That article is from 2009, noting that CL had added the meta tag to posting
pages. So I think this is old news.

I think storborg has it right in <http://news.ycombinator.com/item?id=4353120>
when saying that "3taps seems to be claiming that Craigslist has cut off
Google, but I think it's just that Craigslist has cut off 3taps."

------
griffindy
am I the only one who uses craiggers? although I suppose they'll have to go
the way of the dodo soon enough now

------
sigmadelta
I just tried the following:

visited <http://sfbay.craigslist.org/bia/>

saw ad for "Burning Man Beach Cruiser Bicycle"
<http://sfbay.craigslist.org/eby/bik/3189652975.html>

performed the following search on google
[http://www.google.com/search?q=site%3Acraigslist.org+neon+gr...](http://www.google.com/search?q=site%3Acraigslist.org+neon+green+cruiser+bike&btnG=Search)

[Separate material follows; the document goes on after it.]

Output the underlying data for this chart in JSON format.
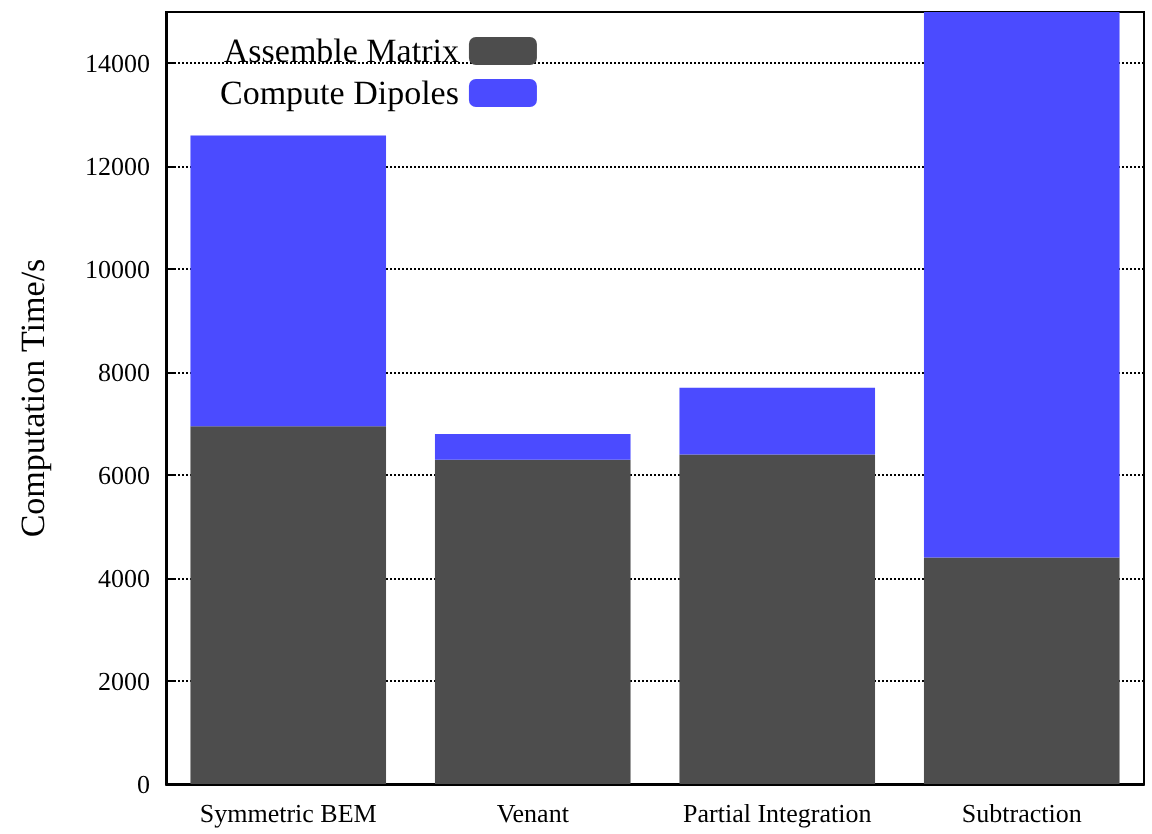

first result returned is that ad, with the following snippet: Burning Man
Beach Cruiser Bicycle sfbay.craigslist.org/eby/bik/3189652975.html 22 minutes
ago ... Neon Green cruiser bicycle, perfect for the playa, or cruising around
town. Single speed, great shape. Available nights and weekends.

\--

"22 minutes ago" sounds like Google is still actively crawling content from
craigslist to me.